The beginning of human knowledge is through the senses, and the fiction writer begins where human perception begins. He appeals through the senses, and you cannot appeal to the senses with abstractions. It is a good deal easier for most people to state an abstract idea than to describe and thus re-create some object that they actually see. But the world of the fiction writer is full of matter, and this is what the beginning fiction writers are very loath to create. They are concerned primarily with unfleshed ideas and emotions. They are apt to be reformers and to want to write because they are possessed not by a story but by the bare bones of some abstract notion. They are conscious of problems, not of people, of questions and issues, not of the texture of existence, of case histories and of everything that has a sociological smack, instead of with all those concrete details of life that make actual the mystery of our position on earth.

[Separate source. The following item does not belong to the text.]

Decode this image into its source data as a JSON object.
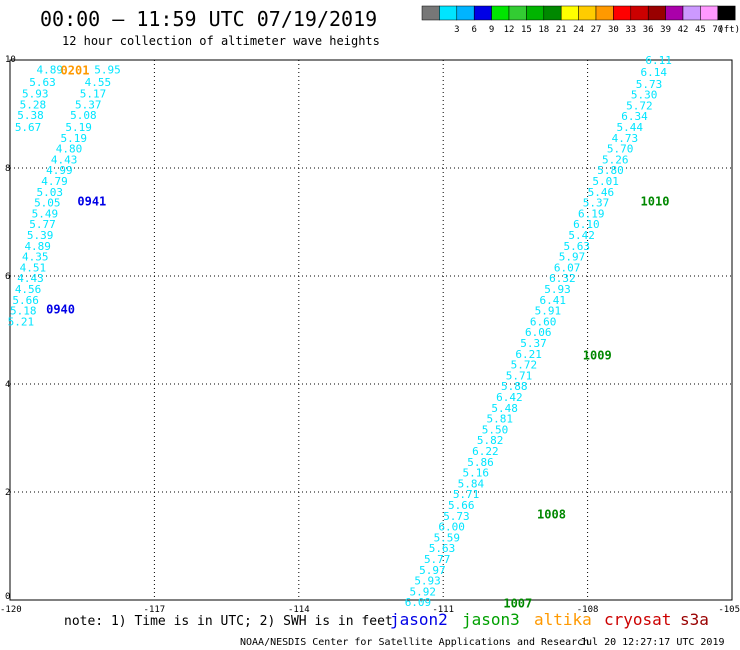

Flannery O'Connor, Mystery and Manners: Occasional Prose (1969) · Excerpt

O’Connor is characteristically blunt in this passage from her essay “The Nature and Aim of Fiction.” She’s addressing beginning writers, but her observation cuts well beyond craft advice. Most people, she says, find it easier to state an abstract idea than to describe something they actually see. We reach for the concept, the summary, the generalizable point. Fiction, she insists, must begin elsewhere: in the senses, in the encounter with matter, in “all those concrete details of life that make actual the mystery of our position on earth.”

What strikes me here is the word “actual.” O’Connor isn’t saying concrete detail is decorative. She’s saying it’s the mechanism by which mystery becomes real, becomes something a reader can inhabit rather than merely acknowledge. The abstract notion may be true, but it floats. The specific object, a particular quality of light on a kitchen table, a sound heard through a wall, anchors meaning in experience. Without that anchor, even the most brilliant idea remains an idea and nothing more.

There’s a strange resonance with the present moment in all this. We now have access to tools that work beautifully at the level of abstraction, generating coherent arguments and thematic structures with remarkable fluency. What they produce often sounds right. The ideas are in order. But O’Connor might notice what’s missing: the texture of existence, the grain of a single unrepeatable perception. That grain comes from somewhere no pattern can fully replicate. It comes from a body in a room, noticing.

When creative work begins to feel thin, it may be worth asking where we’re starting from. Are we beginning with something we’ve actually seen, heard, touched? Or with a notion we want to illustrate? O’Connor suggests the difference matters more than we think.